Belarusian Telegram channel

Nexta (/be/ niekh-ta) is a Belarusian media outlet that is primarily distributed through Telegram and YouTube channels. The YouTube channel was founded by then 17-year-old student Stsiapan Putsila. The channel's headquarters are located in Warsaw, Poland, after its founder went into exile.

It became the biggest Telegram channel in Belarus as the primary source of news covering events that followed the 2020–2021 Belarusian protests. The Telegram channel mostly featured short videos and images submitted by users taken during the rallies, while longer original videos are shared on YouTube. During the 2022 Russian invasion of Ukraine, Nexta became an operational resource reporting on the events of the war. Nexta operates one of the largest Telegram news channels in the Russian-speaking world, with almost one million subscribers. According to a statistic of the media project "Information Policy" from July 2024, NEXTA Live is the second-largest Belarusian YouTube channel by number of views.

Nexta faces pressure from Belarusian authorities. Since October 2020, Nexta and its logo are considered extremist content in Belarus. Its founder Stsiapan Putsila and the former editor-in-chief Roman Protasevich were put by Belarusian authorities on a list of "individuals involved in terrorist activity" in November 2020. Amnesty International stated that the classification of the bloggers as terrorists was "arbitrary" and that the Belarusian authorities' decision was based solely on Putsila's and Protasevich's journalism. Since October 2021, NEXTA, NEXTA Live and Luxta are also classified as extremist groups. In April 2022, they were declared a terrorist organization by the Supreme Court of Belarus.

== Name ==
Nexta is a play on the Belarusian niechta (нехта), meaning "someone", and the English next, as in the "next generation". It is pronounced as nekhta and not as neksta.

== Team ==
In May 2019, the channels of NEXTA were managed by Stsiapan Putsila alone. In the meantime, an entire editorial team is behind the media oulet. All journalists working for NEXTA live in Poland or perhaps in other European countries. The information about their whereabouts is kept secret.

Among the former members of the editorial board are:
- Roman Protasevich, editor-in-chief of NEXTA until September 2020. Protasevich was arrested by Belarusian authorities after his flight, Ryanair Flight 4978, was diverted to Minsk on the orders of Belarusian president Alexander Lukashenko on 23 May 2021, because of a false bomb threat passed on by Belarusian air traffic control;
- Yan Rudzik, former employee of Belsat, who left NEXTA in 2021. In May 2022, Rudzik was charged by Belarusian authorities with "directing the activities of a terrorist organisation Nexta" along with Putsila; In May 2023, Rudzik was sentenced in absentia to 19 years in prison.
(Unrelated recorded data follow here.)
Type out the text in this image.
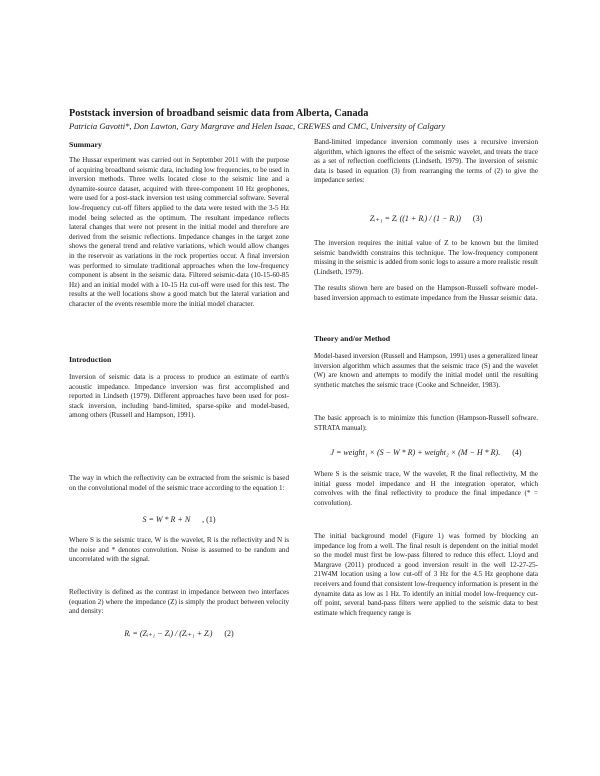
Poststack inversion of broadband seismic data from Alberta, Canada
Patricia Gavotti*, Don Lawton, Gary Margrave and Helen Isaac, CREWES and CMC, University of Calgary
Summary

The Hussar experiment was carried out in September 2011 with the purpose of acquiring broadband seismic data, including low frequencies, to be used in inversion methods. Three wells located close to the seismic line and a dynamite-source dataset, acquired with three-component 10 Hz geophones, were used for a post-stack inversion test using commercial software. Several low-frequency cut-off filters applied to the data were tested with the 3-5 Hz model being selected as the optimum. The resultant impedance reflects lateral changes that were not present in the initial model and therefore are derived from the seismic reflections. Impedance changes in the target zone shows the general trend and relative variations, which would allow changes in the reservoir as variations in the rock properties occur. A final inversion was performed to simulate traditional approaches when the low-frequency component is absent in the seismic data. Filtered seismic-data (10-15-60-85 Hz) and an initial model with a 10-15 Hz cut-off were used for this test. The results at the well locations show a good match but the lateral variation and character of the events resemble more the initial model character.

Introduction

Inversion of seismic data is a process to produce an estimate of earth's acoustic impedance. Impedance inversion was first accomplished and reported in Lindseth (1979). Different approaches have been used for post-stack inversion, including band-limited, sparse-spike and model-based, among others (Russell and Hampson, 1991).

The way in which the reflectivity can be extracted from the seismic is based on the convolutional model of the seismic trace according to the equation 1:

S = W * R + N , (1)

Where S is the seismic trace, W is the wavelet, R is the reflectivity and N is the noise and * denotes convolution. Noise is assumed to be random and uncorrelated with the signal.

Reflectivity is defined as the contrast in impedance between two interfaces (equation 2) where the impedance (Z) is simply the product between velocity and density:

Rᵢ = (Zᵢ₊₁ − Zᵢ) / (Zᵢ₊₁ + Zᵢ) (2)

Band-limited impedance inversion commonly uses a recursive inversion algorithm, which ignores the effect of the seismic wavelet, and treats the trace as a set of reflection coefficients (Lindseth, 1979). The inversion of seismic data is based in equation (3) from rearranging the terms of (2) to give the impedance series:

Zᵢ₊₁ = Zᵢ ((1 + Rᵢ) / (1 − Rᵢ)) (3)

The inversion requires the initial value of Z to be known but the limited seismic bandwidth constrains this technique. The low-frequency component missing in the seismic is added from sonic logs to assure a more realistic result (Lindseth, 1979).

The results shown here are based on the Hampson-Russell software model-based inversion approach to estimate impedance from the Hussar seismic data.

Theory and/or Method

Model-based inversion (Russell and Hampson, 1991) uses a generalized linear inversion algorithm which assumes that the seismic trace (S) and the wavelet (W) are known and attempts to modify the initial model until the resulting synthetic matches the seismic trace (Cooke and Schneider, 1983).

The basic approach is to minimize this function (Hampson-Russell software. STRATA manual):

J = weight₁ × (S − W * R) + weight₂ × (M − H * R). (4)

Where S is the seismic trace, W the wavelet, R the final reflectivity, M the initial guess model impedance and H the integration operator, which convolves with the final reflectivity to produce the final impedance (* = convolution).

The initial background model (Figure 1) was formed by blocking an impedance log from a well. The final result is dependent on the initial model so the model must first be low-pass filtered to reduce this effect. Lloyd and Margrave (2011) produced a good inversion result in the well 12-27-25-21W4M location using a low cut-off of 3 Hz for the 4.5 Hz geophone data receivers and found that consistent low-frequency information is present in the dynamite data as low as 1 Hz. To identify an initial model low-frequency cut-off point, several band-pass filters were applied to the seismic data to best estimate which frequency range is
In March 2024, Rudzik joined the Kastuś Kalinoŭski Regiment in Ukraine.
- Tadeusz Giczan, former editor-in-chief.

==History==

=== Foundation ===
Nexta was founded in 2015 as a YouTube music channel for the band of same name by Stsiapan Putsila, a son of a sports journalist and a commentator on Belsat TV-channel. The first video that was uploaded was a video clip under title ‘No Way Out’, dedicated to the 2015 Belarusian presidential election and massive falsifications. The KGB immediately demonstrated interest in Nexta. In that time Putsila was still going to school, the law enforcement made visits to find out about him. In 2017 the band broke up and Putsila started using the channel to ‘accumulate the trash happening in Lukashenko's Belarus’, making weekly reviews of state news. In that time independent media with video were scarce and Nexta soon became popular. Putsila's film under title ‘They Are Sentenced to Death’ was uploaded to YouTube in 2017 and soon gained 5.5 million views. The film ‘Lukashenko. Criminal Files’ raised wide public outcry, Putsila became a non-grata person in Belarus.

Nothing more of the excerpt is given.